René Caillé ( 1799 - 1838 )


Voyageur français, premier explorateur à revenir de la ville de Tombouctou au Mali.

I. Sa formation

René Caillié est né le 19 novembre 1799 à Mauzé-sur-le-Mignon dans les Deux-Sèvres. C'est le fils d'un ouvrier boulanger, un homme du peuple. René Caillé est marqué par la condamnation pour un petit vol de son père au bagne l'année de sa naissance. Il ne le connaît pas puisque celui-ci meurt au bagne de Rochefort en 1808. Il perd sa mère trois ans plus tard. Bercé par la lecture de Robinson Crusoé que lui a fait découvrir son maître d'école, il quitte à pied Mauzé pour la Rochelle et s'embarque pour le Sénégal.

II. Son voyage

Il s'embarque en 1814 pour le Sénégal, sans fortune, sans amis, sans secours. René Caillé arrive en Afrique en 1817, le bateau sur lequel il se trouvait faisait partie du même convoi que la Méduse. Après dix ans d'obstacles et de traverses de tout genre, il réussit à pénétrer dans l'intérieur de l'Afrique. Malgré des fatigues inouïes, il parvint à Djenné. René Caillé découvre l'Afrique à une époque ou seule la côte est connue mais il est seul et sans moyens financiers. Au Sénégal, René Caillé travaille dans une indigoterie et prépare un voyage vers l'intérieur de l'Afrique. En 1827, il se joint à une caravane musulmane qui va vers Tombouctou. Se faisant passer pour un lettré musulman, il est le premier blanc a pénètrer le 20 avril 1828 dans cette ville. Mais il se trouve plutôt déçu par cette ville qui l'avait tant fait rêver à travers les écrits de Léon l'Africain.

III. Son retour en France

Son retour en France en 1830 après 16 ans d'absence, à travers le désert du Sahara puis le Maroc est un véritable calvaire. Il reçoit de la Société de Géographie un prix de 10 000 francs. Il publiera en 1830 un récit de son voyage Journal d'un voyage à Tombouctou, avec le concours de M. Jomard, qui lui assurera une grande renommée. Il meurt le 17 mai 1838 des suites d'une maladie contractée en Afrique au domaine de L'Abadaire à Saint-Symphorien-du-Bois, commune de Charente-Maritime où il avait acheté un domaine.
Contrairement à la plupart des explorateurs de ce siècle, René Caillé est parti sans escorte et incognito.

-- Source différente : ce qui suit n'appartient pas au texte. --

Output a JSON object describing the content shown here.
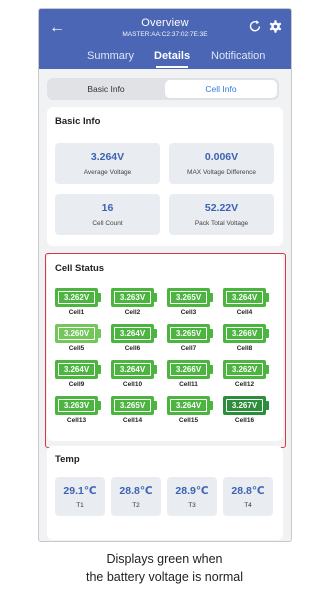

Il voyage en se faisant passer pour un musulman et pour tenir ce rôle, séjourne de longs mois dans une communauté musulmane du Sénégal avant son départ. Il y étudie avec une grande rigueur cette religion et ses rites.

1 commentaire:

Sappholfaire a dit…

René Caillié ou L'Esclave de Dieu, par Frison Roche.